Heart rate sets cycle period T = 60/HR, while systolic fraction defines systolic time Ts. The inflow waveform integrates to the chosen stroke volume, so comparisons across waveforms isolate shape effects. Half-sine inflow is smooth, triangular creates a linear rise/fall, and square inflow can exaggerate early pressure changes.

7) Numerical resolution and steady-state behavior

The solver uses an explicit time-marching scheme, so a smaller time step improves accuracy. A practical dt is 0.001–0.005 s for typical heart rates. Simulating 5–10 cycles helps the initial condition wash out; the exported series is the last beat, which is usually closest to periodic steady state.

8) Reading the outputs and exporting data

The results panel reports systolic, diastolic, mean pressure, pulse pressure, and the RC time constant. The preview table shows a sparse sample of the last-beat time series, while CSV export provides every computed point for plotting. The PDF export is a compact text summary for records.

FAQs

1) What does the 3-element model add compared to RC?

It adds characteristic impedance Zc, which increases early-systolic pressure in proportion to inflow. This better reproduces the sharp upstroke seen in proximal arteries while keeping the RC compartment for mean pressure and diastolic decay.

2) Why does increasing R raise mean pressure?

Outflow is (P − Pv)/R. With larger R, less flow leaves for the same pressure, so pressure must rise until outflow balances the average inflow over a cycle.

3) How do I reduce pulse pressure in the simulation?
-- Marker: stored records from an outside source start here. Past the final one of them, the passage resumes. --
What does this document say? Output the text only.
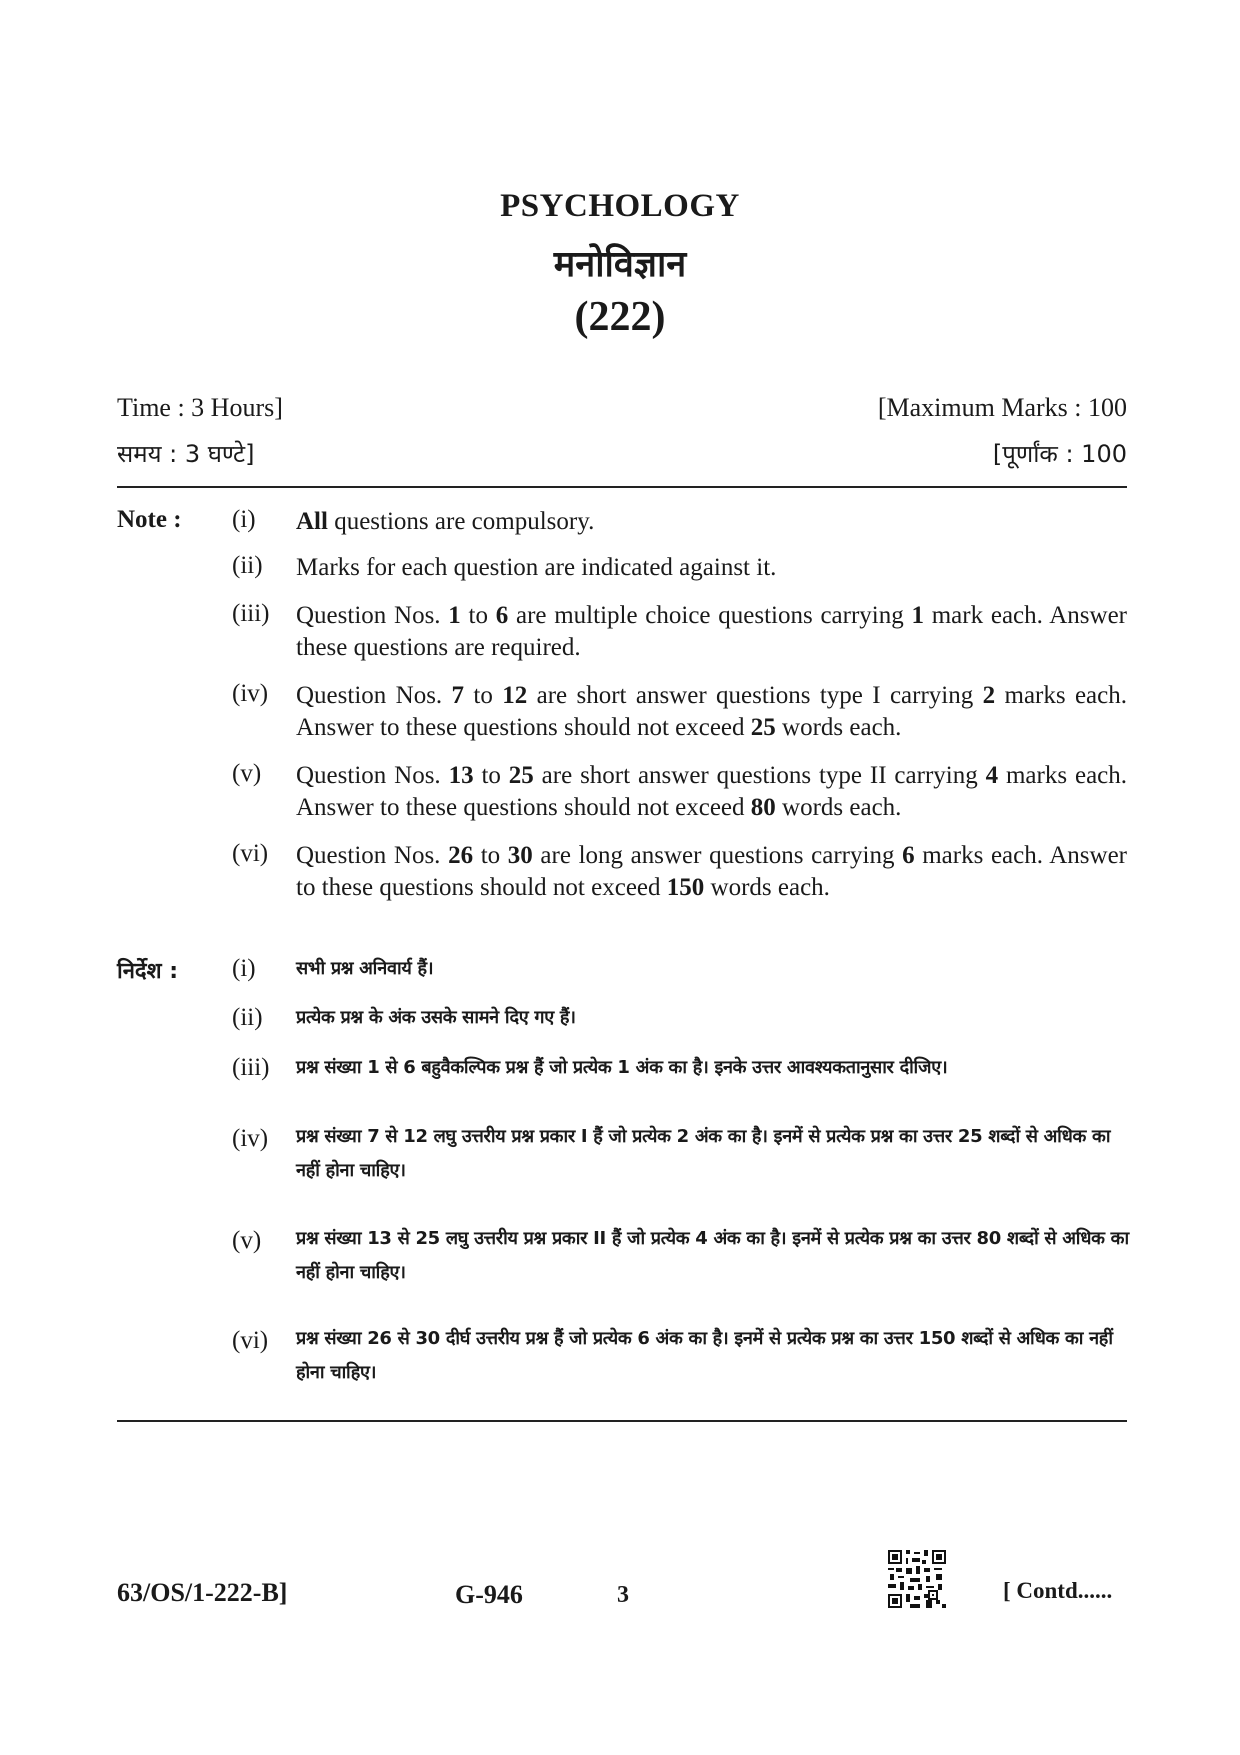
PSYCHOLOGY
मनोविज्ञान
(222)
Time : 3 Hours]	[Maximum Marks : 100
समय : 3 घण्टे]	[पूर्णांक : 100
Note : (i)	All questions are compulsory.
(ii)	Marks for each question are indicated against it.
(iii)	Question Nos. 1 to 6 are multiple choice questions carrying 1 mark each. Answer these questions are required.
(iv)	Question Nos. 7 to 12 are short answer questions type I carrying 2 marks each. Answer to these questions should not exceed 25 words each.
(v)	Question Nos. 13 to 25 are short answer questions type II carrying 4 marks each. Answer to these questions should not exceed 80 words each.
(vi)	Question Nos. 26 to 30 are long answer questions carrying 6 marks each. Answer to these questions should not exceed 150 words each.
निर्देश : (i)	सभी प्रश्न अनिवार्य हैं।
(ii)	प्रत्येक प्रश्न के अंक उसके सामने दिए गए हैं।
(iii)	प्रश्न संख्या 1 से 6 बहुवैकल्पिक प्रश्न हैं जो प्रत्येक 1 अंक का है। इनके उत्तर आवश्यकतानुसार दीजिए।
(iv)	प्रश्न संख्या 7 से 12 लघु उत्तरीय प्रश्न प्रकार I हैं जो प्रत्येक 2 अंक का है। इनमें से प्रत्येक प्रश्न का उत्तर 25 शब्दों से अधिक का नहीं होना चाहिए।
(v)	प्रश्न संख्या 13 से 25 लघु उत्तरीय प्रश्न प्रकार II हैं जो प्रत्येक 4 अंक का है। इनमें से प्रत्येक प्रश्न का उत्तर 80 शब्दों से अधिक का नहीं होना चाहिए।
(vi)	प्रश्न संख्या 26 से 30 दीर्घ उत्तरीय प्रश्न हैं जो प्रत्येक 6 अंक का है। इनमें से प्रत्येक प्रश्न का उत्तर 150 शब्दों से अधिक का नहीं होना चाहिए।
63/OS/1-222-B]	G-946	3	[ Contd......
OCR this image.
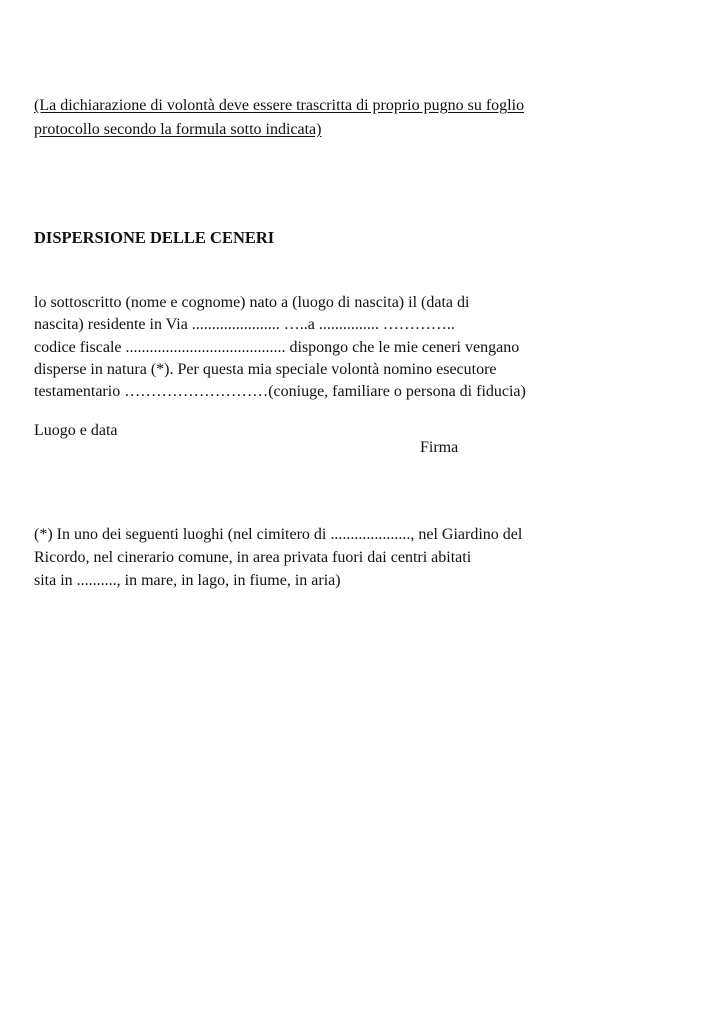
(La dichiarazione di volontà deve essere trascritta di proprio pugno su foglio
protocollo secondo la formula sotto indicata)
DISPERSIONE DELLE CENERI
lo sottoscritto (nome e cognome) nato a (luogo di nascita) il (data di
nascita) residente in Via ...................... …..a ............... …………..
codice fiscale ........................................ dispongo che le mie ceneri vengano
disperse in natura (*). Per questa mia speciale volontà nomino esecutore
testamentario ………………………(coniuge, familiare o persona di fiducia)
Luogo e data
Firma
(*) In uno dei seguenti luoghi (nel cimitero di ...................., nel Giardino del
Ricordo, nel cinerario comune, in area privata fuori dai centri abitati
sita in .........., in mare, in lago, in fiume, in aria)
Increase C to add buffering, reduce SV, or reduce Zc (3-element). Also consider a smoother inflow waveform, which reduces abrupt flow changes that create sharp pressure peaks.

4) What does venous pressure Pv change?

Pv sets the reference pressure for the resistor branch. Raising Pv lifts the whole pressure curve upward, especially diastolic levels, because the model discharges toward Pv between beats.

5) My results look noisy. What should I adjust?

Use a smaller dt (for example 0.001–0.003 s) and simulate more cycles so the initial condition settles. Extremely large Zc with a square inflow can also create unrealistic sharp transitions.

6) Why does the last beat matter for exports?

Early cycles can reflect the initial pressure P0. By exporting the final beat after several warm-up cycles, the output is closer to a repeating periodic solution, which is more comparable across parameter changes.

7) Can I use these values for clinical decisions?

No. This is a simplified educational model. Use it for learning, sensitivity studies, and research prototyping, then validate against measured waveforms and domain-appropriate models before drawing clinical conclusions.